Sounds like we got the job done, huh?


----------



## buffoon (Jul 16, 2008)

Hi Davis! Did you try goin into "my account" at the top and then (jeez I don't know after how many steps) edit options left side. You can change yr email there. if you put the same one in, mebbe nobody'll notice. The administrators seem busy watching us sweating over issues such as the one just solved.


----------



## DavisMcCarn (Aug 17, 2005)

Hi buffoon,
My hosting comany had screwed up the account I use for these forums and ACACandy helped me fix it.


----------



## buffoon (Jul 16, 2008)

Great. Happy to hear it got fixed. Seemed a shame to have your knowledge in the limbo loop.


----------



## calvin-c (May 17, 2006)

As for burning the ISO image, either use one of the specific programs mentioned or look thru the menus for something relating to 'image'. The ISO file is, basically, an image of the CD-but if you burn it as a file it creates an ordinary data CD containing the ISO file.

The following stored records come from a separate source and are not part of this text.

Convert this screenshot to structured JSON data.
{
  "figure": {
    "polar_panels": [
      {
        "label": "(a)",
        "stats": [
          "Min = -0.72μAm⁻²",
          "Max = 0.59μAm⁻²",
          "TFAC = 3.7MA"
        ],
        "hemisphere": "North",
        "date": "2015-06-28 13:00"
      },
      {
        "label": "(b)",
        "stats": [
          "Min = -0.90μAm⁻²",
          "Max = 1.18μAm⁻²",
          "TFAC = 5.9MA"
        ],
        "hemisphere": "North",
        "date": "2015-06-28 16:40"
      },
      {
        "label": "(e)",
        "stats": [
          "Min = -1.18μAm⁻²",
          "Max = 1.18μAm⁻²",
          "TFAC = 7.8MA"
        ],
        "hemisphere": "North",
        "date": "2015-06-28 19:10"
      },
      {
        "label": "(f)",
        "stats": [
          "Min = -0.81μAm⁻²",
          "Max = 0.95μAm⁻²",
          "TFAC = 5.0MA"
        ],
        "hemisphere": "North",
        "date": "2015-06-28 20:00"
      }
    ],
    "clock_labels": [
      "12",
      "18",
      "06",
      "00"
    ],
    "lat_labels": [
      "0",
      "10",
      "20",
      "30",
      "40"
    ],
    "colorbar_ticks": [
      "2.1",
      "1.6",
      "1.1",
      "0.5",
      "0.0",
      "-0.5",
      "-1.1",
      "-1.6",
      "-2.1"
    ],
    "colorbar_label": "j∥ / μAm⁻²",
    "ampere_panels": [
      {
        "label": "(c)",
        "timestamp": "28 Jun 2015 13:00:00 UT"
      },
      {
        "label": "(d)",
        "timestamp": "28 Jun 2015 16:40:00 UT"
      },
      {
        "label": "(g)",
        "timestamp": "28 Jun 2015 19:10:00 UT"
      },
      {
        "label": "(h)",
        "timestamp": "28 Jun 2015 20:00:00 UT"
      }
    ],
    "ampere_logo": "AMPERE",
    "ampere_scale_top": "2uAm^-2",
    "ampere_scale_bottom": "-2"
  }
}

Burning it as an image should create a bootable CD-if the ISO file is an image of a bootable CD.

These are somewhat generic instructions but without knowing what program you're using to burn the CD it's tough to give exact instructions.


----------



## dustyjay (Jan 24, 2003)

RichbOy, You can mark this thread solved using Thread Tools if you are sure your problem is solved.


----------